Читать «Возвращение в Михайловское» онлайн - страница 109

Борис Александрович Голлер

– А что ты понимаешь? Вы молоды, я стар. Вы – другое поколение, вы мне все время это доказываете!

Отец говорил как-то вяло – будто то, что по-настоящему надо сказать – ему было не решиться. Да и зачем? Он был спокоен, почти спокоен…

– Во всяком случае, – добавил Александр, – я готов просить прощения – ежли чем-то нечаянно…

– Вон как? – воззрился Сергей Львович, – он, кажется, впервые глянул в его сторону. – А как же – с письмом?

У Александра было несколько секунд, чтоб размыслить и ответить достойно. И если можно – сдержанней…

– Это – частное письмо, papa, ей-богу! Клянусь вам! Оно не заслуживает такого внимания!

– Ну, тогда… все остается таким же, как нынче за столом. Я не вижу про должения – у этого разговора.

– Отец! – простите! но когда – и в каком обществе – даже отец мог позволить себе читать переписку сына – двадцати пяти лет? Что за домашняя цензура?..

И, конечно, зря вырвалось это слово: цензура. Как во всякой стране, где она властвует – на Руси искони она была чем-то ругательным – даже среди тех, кто насаждал ее.

– А когда ты нуждаешься в деньгах, мой сын… и отец беспрепятственно их дает тебе – ты даже полагаешь, что он это обязан делать… – ты не задумываешься, что и он может пожелать что-то получить взамен, как-то контролировать твои поступки? Тем более… ежли ты доказываешь своей жизнью, что не вполне способен поступать разумно!
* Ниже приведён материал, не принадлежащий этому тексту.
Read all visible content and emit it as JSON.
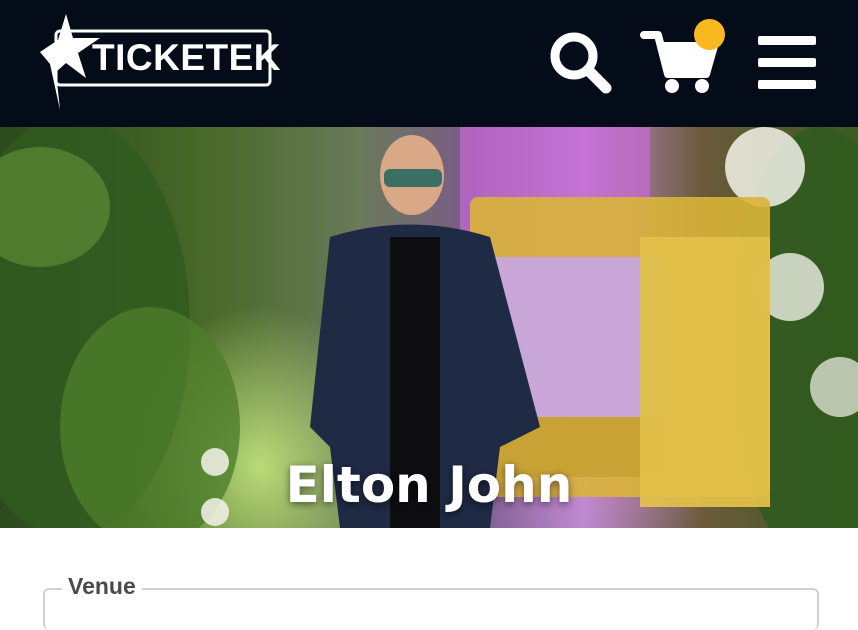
{
  "header": {
    "logo_text": "TICKETEK",
    "icons": {
      "search": "search-icon",
      "cart": "cart-icon",
      "menu": "hamburger-menu-icon"
    },
    "badge_color": "#f9b81f",
    "background_color": "#030c18"
  },
  "hero": {
    "title": "Elton John"
  },
  "filters": {
    "venue_label": "Venue"
  }
}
Он лгал. (Но это было так очевидно, что трудно было спорить.) Денег старшему он всегда давал в обрез, старался лучше не давать. Оттого и поместил, кстати, в Лицей – чтоб не слишком тратиться на его образование. И в Одессе Александр вечно занимал деньги… зато Льву отец давал почти без счету, и Александр не завидовал даже: младший есть младший. Только иногда ругался про себя – когда совсем уж сидел на бобах и должен был одалживать у Инзова. Или кого-нибудь другого… Он привык быть в семье нелюбимым сыном. Но все же…

– Помилуйте, рара… я стараюсь зарабатывать себе на жизнь. До отставки был чиновником. А теперь – литература…
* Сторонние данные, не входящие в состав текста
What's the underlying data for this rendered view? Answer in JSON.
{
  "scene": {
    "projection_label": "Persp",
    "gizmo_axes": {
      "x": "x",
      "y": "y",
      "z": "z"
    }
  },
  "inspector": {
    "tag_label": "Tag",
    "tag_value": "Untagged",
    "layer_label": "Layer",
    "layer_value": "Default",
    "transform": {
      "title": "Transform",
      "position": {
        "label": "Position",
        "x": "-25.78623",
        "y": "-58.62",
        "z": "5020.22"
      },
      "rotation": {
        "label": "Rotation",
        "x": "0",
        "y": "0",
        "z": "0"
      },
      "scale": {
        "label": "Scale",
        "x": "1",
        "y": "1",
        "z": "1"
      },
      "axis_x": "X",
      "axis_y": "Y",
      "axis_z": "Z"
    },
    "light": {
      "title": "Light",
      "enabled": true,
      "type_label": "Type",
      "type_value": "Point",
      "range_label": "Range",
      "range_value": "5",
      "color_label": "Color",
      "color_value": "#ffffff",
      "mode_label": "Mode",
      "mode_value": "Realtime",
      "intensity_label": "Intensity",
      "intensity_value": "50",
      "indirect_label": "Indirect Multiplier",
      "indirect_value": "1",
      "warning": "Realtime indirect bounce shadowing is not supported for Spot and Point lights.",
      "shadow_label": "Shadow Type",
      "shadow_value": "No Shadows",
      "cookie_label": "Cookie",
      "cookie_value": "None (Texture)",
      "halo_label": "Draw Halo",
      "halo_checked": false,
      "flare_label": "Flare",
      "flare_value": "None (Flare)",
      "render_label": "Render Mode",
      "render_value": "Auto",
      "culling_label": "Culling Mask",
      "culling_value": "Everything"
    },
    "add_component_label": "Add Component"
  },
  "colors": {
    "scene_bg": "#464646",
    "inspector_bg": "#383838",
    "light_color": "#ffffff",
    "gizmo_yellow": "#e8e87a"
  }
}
– Напомню… На Руси еще никто не зарабатывал себе на жизнь литературой. Поэзия – не профессия, мой друг, и не поприще общественное. Она только – услада душ. К сожалению.

– Ну, значит, я буду первый на Руси, кто сделает ее поприщем и станет кормиться из ее рук. Когда-то ж надо открывать новую страницу? А у вас прошу денег исключительно из надобности. Стараюсь не просить. Но… я не какой-то там – приживал в семье, я – старший сын и дворянин, как вы сами… И согласно общим правилам…

– Благодарю! Вот мы и вспомнили – про общие правила! Конечно, ты мой сын, и я не понимаю, почему – всякая попытка оградить тебя от ошибок – какие вы все готовы совершить по молодости и по глупости, от тебя самого в конце концов – это вмешательство в твою личную жизнь. Цензура! Да-с, если хотите знать, милостивый государь! Цензура! Я бдительно слежу за своей семьей – как отец. Прекрасно понимая, сколько в этом мире дурных соблазнов для юношества!

Он стал в позу и добавил торжественно: – Я не хочу, к примеру, чтоб мой младший сын брал у тебя уроки отвратительного афеизма!